ACOEP stands in strong support of the Dr. Lorna Breen Health Care Provider Protection Act, introduced in the Senate by Senators Tim Kaine (D-VA), Todd Young (R-IN), Jack Reed (D-RI), and Bill Cassidy (R-LA). The bipartisan legislation seeks to provide mental health support to medical professionals and takes aim at barriers to mental healthcare for emergency medicine providers, including fear of termination, judgment, or even the loss of a medical license.
This legislation is named in honor of Lorna Breen, an emergency physician tragically lost to suicide as a direct result of burnout exponentially exacerbated by the COVID-19 pandemic.
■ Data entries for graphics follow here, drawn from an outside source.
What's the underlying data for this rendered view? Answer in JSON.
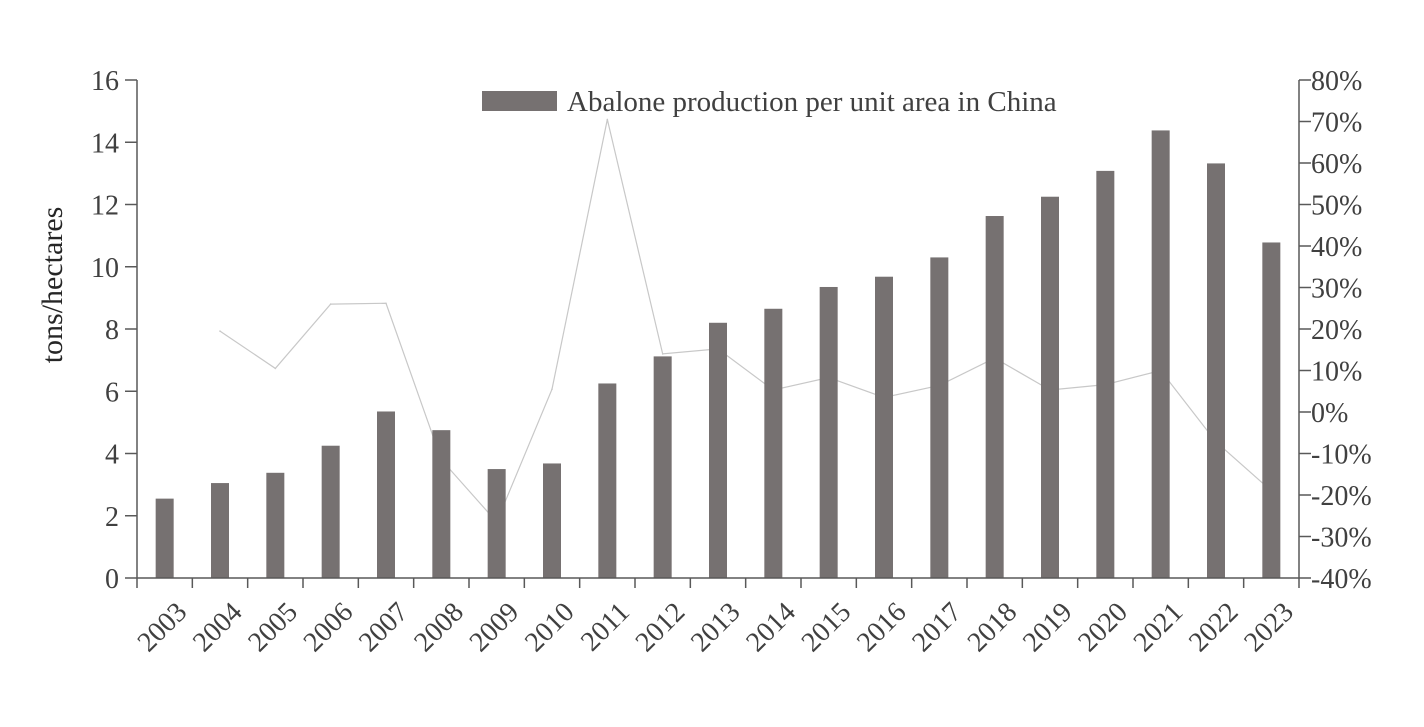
{
  "chart_data": {
    "type": "bar",
    "title": "",
    "xlabel": "",
    "ylabel": "tons/hectares",
    "y2label": "",
    "ylim": [
      0,
      16
    ],
    "y2lim": [
      -0.4,
      0.8
    ],
    "y_ticks": [
      "0",
      "2",
      "4",
      "6",
      "8",
      "10",
      "12",
      "14",
      "16"
    ],
    "y2_ticks": [
      "-40%",
      "-30%",
      "-20%",
      "-10%",
      "0%",
      "10%",
      "20%",
      "30%",
      "40%",
      "50%",
      "60%",
      "70%",
      "80%"
    ],
    "categories": [
      "2003",
      "2004",
      "2005",
      "2006",
      "2007",
      "2008",
      "2009",
      "2010",
      "2011",
      "2012",
      "2013",
      "2014",
      "2015",
      "2016",
      "2017",
      "2018",
      "2019",
      "2020",
      "2021",
      "2022",
      "2023"
    ],
    "legend_position": "top-center",
    "grid": false,
    "series": [
      {
        "name": "Abalone production per unit area in China",
        "type": "bar",
        "axis": "left",
        "color": "#767171",
        "values": [
          2.55,
          3.05,
          3.38,
          4.25,
          5.35,
          4.75,
          3.5,
          3.68,
          6.25,
          7.12,
          8.2,
          8.65,
          9.35,
          9.68,
          10.3,
          11.63,
          12.25,
          13.08,
          14.38,
          13.32,
          10.78
        ]
      },
      {
        "type": "line",
        "axis": "right",
        "color": "#c8c8c8",
        "values": [
          null,
          0.195,
          0.105,
          0.26,
          0.262,
          -0.115,
          -0.265,
          0.055,
          0.705,
          0.14,
          0.152,
          0.053,
          0.083,
          0.035,
          0.064,
          0.13,
          0.053,
          0.066,
          0.1,
          -0.072,
          -0.19
        ]
      }
    ]
  }
}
“It is no secret that as emergency physicians we endure an incredible amount of burnout,” says ACOEP President Robert Suter DO, MFA, FACOEP-D. “The mental health toll of our profession is substantial during routine shifts. When the phenomenal stress of the COVID-19 pandemic is added, it creates very real, very overwhelming mental health risks to all emergency professionals. We must protect ourselves and each other.”
This bill not only expands mental health support services to those providing care to COVID-19 patients, it funds studies on the mental health effects of the pandemic on mental health professionals. Furthermore, this bill creates behavior and mental health training programs, as well as a national effort to encourage medical professionals to seek help and treatment.